Two federal lawmakers have called for an investigation into how states are spending the welfare billions that Congress doles out to them.
It’s about time.
Mississippi’s scandalous use of Temporary Assistance for Needy Families money has been national news for more than three years. Congress should wonder whether what transpired in this state, where at least $77 million was allegedly stolen or squandered by government officials and their cronies, might be happening elsewhere.
The two Republican congressmen — one from Missouri, the other from Illinois — say they want the General Accounting Office to find out. The GAO is the independent, nonpartisan agency in Washington that examines how taxpayer funds are spent.
Mississippi State Auditor Shad White, who broke the scandal in 2020, testified a couple of months ago before a congressional panel about ways to combat the misuse of TANF funds. He recommended that state agency heads be required to sign statements under penalty of perjury about the number of people served by assistance programs and for the federal government to come down hard on state agencies that fail to properly monitor nonprofits receiving welfare grants.
A better idea might be to shift back toward direct financial assistance to the poor and away from the grants to nonprofits that invited abuse in the first place.
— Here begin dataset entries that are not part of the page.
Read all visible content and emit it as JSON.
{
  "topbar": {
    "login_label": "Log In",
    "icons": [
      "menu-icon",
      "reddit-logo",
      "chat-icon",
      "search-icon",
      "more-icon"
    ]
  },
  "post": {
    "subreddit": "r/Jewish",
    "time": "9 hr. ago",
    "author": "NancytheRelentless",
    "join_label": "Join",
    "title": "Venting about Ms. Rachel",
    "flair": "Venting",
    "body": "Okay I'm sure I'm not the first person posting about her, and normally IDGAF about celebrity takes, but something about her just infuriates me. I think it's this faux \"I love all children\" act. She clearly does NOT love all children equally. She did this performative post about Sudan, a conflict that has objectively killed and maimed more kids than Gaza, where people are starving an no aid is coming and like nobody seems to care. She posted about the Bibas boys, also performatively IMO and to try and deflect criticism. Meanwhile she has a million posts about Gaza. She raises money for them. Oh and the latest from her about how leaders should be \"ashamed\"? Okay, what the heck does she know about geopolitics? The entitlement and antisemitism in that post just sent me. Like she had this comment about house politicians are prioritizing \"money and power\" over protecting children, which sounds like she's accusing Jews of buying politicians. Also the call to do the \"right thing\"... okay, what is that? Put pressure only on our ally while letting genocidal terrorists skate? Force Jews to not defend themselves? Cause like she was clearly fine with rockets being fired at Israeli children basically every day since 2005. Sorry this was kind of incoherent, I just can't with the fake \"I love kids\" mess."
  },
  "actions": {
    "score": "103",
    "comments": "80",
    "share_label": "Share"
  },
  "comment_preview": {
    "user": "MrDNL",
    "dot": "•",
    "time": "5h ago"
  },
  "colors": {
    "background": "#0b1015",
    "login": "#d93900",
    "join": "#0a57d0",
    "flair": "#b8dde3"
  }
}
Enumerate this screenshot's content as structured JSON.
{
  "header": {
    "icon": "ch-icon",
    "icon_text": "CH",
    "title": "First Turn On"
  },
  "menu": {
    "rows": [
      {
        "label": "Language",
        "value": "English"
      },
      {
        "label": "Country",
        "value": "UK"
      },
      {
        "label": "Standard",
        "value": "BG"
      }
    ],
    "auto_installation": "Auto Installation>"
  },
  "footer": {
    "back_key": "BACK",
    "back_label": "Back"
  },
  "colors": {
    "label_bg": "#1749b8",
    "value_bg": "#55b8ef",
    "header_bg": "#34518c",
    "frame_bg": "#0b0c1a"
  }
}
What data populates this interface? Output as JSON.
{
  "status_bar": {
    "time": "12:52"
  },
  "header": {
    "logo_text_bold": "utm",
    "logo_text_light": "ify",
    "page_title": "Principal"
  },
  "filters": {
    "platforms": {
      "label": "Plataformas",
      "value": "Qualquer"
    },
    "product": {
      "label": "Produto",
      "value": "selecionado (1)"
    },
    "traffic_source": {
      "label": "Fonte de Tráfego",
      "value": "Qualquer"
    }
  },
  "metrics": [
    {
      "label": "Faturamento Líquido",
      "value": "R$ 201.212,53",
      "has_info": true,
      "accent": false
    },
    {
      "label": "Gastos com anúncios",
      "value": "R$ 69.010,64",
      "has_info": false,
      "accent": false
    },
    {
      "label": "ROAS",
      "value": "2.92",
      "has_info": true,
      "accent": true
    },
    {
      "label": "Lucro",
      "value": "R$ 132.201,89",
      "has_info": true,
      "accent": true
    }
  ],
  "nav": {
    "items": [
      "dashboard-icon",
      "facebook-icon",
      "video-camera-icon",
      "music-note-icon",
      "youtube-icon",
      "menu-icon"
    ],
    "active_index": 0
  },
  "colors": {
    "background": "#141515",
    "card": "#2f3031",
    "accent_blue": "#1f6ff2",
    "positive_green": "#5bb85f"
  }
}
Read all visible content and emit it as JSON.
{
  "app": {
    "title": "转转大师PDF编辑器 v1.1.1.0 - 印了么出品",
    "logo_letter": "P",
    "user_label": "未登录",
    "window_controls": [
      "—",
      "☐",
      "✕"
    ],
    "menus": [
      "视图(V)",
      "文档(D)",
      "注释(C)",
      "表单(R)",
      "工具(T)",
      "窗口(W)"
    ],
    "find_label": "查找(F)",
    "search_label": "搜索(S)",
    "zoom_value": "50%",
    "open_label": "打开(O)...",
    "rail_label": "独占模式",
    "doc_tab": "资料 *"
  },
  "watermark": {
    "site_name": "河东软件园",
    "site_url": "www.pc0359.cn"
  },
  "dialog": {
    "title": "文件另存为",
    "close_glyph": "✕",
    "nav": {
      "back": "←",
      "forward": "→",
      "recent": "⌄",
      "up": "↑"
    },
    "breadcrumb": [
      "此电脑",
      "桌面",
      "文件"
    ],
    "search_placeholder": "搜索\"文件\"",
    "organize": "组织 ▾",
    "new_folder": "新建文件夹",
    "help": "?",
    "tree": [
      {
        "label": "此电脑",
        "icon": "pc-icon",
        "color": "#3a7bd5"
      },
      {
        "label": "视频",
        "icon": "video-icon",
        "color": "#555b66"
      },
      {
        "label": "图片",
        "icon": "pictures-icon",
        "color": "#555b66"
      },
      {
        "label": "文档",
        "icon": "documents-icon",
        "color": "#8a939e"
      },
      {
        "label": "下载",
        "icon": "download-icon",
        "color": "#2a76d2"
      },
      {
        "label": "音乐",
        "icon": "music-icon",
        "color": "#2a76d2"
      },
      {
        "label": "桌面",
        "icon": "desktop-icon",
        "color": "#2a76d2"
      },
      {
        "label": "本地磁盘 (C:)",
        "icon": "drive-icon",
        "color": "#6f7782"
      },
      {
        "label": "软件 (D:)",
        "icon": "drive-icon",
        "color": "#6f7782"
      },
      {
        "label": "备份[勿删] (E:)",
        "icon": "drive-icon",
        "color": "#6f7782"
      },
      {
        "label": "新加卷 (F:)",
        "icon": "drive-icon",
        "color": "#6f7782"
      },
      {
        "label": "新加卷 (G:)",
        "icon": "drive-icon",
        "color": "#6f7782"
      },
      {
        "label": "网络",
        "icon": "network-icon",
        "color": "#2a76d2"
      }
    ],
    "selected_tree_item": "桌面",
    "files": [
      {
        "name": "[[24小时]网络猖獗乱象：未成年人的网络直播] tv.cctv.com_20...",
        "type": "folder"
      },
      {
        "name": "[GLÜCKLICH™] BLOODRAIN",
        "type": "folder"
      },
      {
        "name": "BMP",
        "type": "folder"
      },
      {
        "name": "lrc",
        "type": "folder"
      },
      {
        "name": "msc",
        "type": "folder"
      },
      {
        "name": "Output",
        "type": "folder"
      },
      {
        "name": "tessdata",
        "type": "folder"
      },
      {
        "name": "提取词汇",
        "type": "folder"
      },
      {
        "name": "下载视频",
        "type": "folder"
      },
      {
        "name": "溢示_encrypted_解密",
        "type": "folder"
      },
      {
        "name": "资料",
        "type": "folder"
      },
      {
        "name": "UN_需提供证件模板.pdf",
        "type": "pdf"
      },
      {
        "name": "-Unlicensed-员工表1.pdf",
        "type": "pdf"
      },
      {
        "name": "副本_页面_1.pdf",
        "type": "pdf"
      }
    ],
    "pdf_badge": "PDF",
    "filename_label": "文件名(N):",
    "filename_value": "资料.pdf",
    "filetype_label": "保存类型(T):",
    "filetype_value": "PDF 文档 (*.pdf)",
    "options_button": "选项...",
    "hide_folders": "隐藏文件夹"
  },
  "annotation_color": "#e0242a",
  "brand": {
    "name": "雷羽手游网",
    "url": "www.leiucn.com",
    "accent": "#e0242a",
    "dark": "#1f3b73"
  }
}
The problems with TANF date back to the mid-1990s, when the federal government overhauled welfare in an effort to reduce dependency among the poor. Rather than giving poor families a steady cash handout, which could foster indolence, the states were sent the money in block grants and encouraged to set up training programs to move the poor off welfare and into work.
The theory was good; the execution was not. At least it wasn’t in Mississippi. Loose guidelines allowed the states to spend money in ways that produced marginal benefit except for those well-connected operators who got the lucrative contracts. It didn’t take long before the arrangements morphed from being creative to being crooked.
Many taxpayers don’t like the idea of handouts, and understandably so. It would be far more preferable if everyone could be self-sufficient.
Nevertheless, if the goal is to reduce poverty, direct assistance seems to do the job with greater effect and possibly less fraud.